À l'époque romantique, être père apportait toutes sortes de gratifications qui sont aujourd'hui disparues. Ces gratifications provenaient le plus souvent d'une sorte de fierté liée au plaisir de se sentir indispensable. Nous étions appréciés pour nos qualités masculines naturelles et laissez-moi vous dire que ça dépassait largement le simple fait — aujourd'hui si valorisé — d'être présents.

 

Qui savait bricoler et tout réparer? À qui demandait-on d'ouvrir le pot de marinades? À qui octroyait-on le veto en ce qui concernait les prises de décisions difficiles face aux choses familiales importantes? Qui apportait-il chaque semaine son salaire pour faire vivre sa famille? Qui faisait l'entretien mécanique de la maison et tondait le gazon? Et j'en passe. C'est le père.
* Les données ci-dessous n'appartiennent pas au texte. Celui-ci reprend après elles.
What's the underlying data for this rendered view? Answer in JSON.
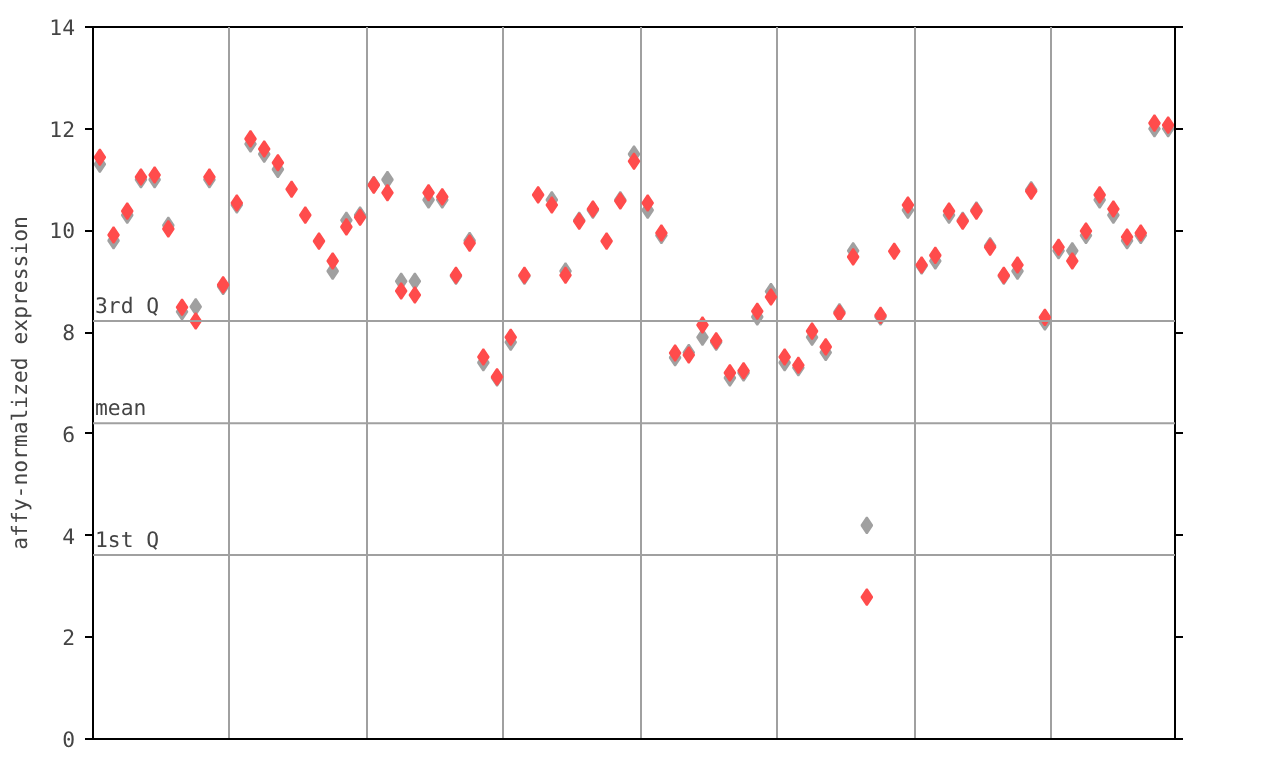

Toutes ces manifestations d'adresse, de force, de responsabilité, de générosité et de persévérance étaient des qualités pour lesquelles on appréciait l'indispensabilité — disait-on — d'un homme dans la maison.

 

Aujourd'hui, si l'homme bricole, on dira que c'est une manie ; sa force physique, bêtement un don et loin d'être indispensable. Ses décisions difficiles sont interprétées comme s'il bafouait le sacro-saint droit à la liberté des membres de sa famille. L'argent qu'il donne à sa famille, c'est un droit de celle-ci sans quoi on est prêt à le poursuivre pour négligence de son devoir de pourvoir aux besoins familiaux. Les tâches dans lesquelles il excellait sont maintenant si peu indispensables qu'il n'est pas rare de voir des gîtes dans de piteux états fonctionnels. On blâmera l'homme d'être un père absent. On veut un père présent qui fasse la vaisselle et change les couches. Somme toute, on l'apprécie s'il est rose et pas indispensable. Pensez-vous, s'il l'était, il pourrait nous imposer ses quatre volontés. Et s'il fout le camp, on aura toujours le plaisir de pouvoir le critiquer d'être simplement absent. Avec un tel mépris, et si généralisé, pour le rôle du père, ce qui est surprenant, ce n'est pas le phénomène des pères absents, ce sont ceux qui restent que j'ai de la difficulté à comprendre.

 

Le plaisir d'être père était lié à une valorisation de son rôle indispensable dans la famille. On m'a privé de ce plaisir et j'ai perdu mes qualités viriles. Aujourd'hui, je fais toutes sortes de choses inutiles, comme gagner de l'argent et le dépenser pour toutes sortes de futilités. Je ne suis plus indispensable et à ce compte-là, qui peut s'illusionner encore de l'être?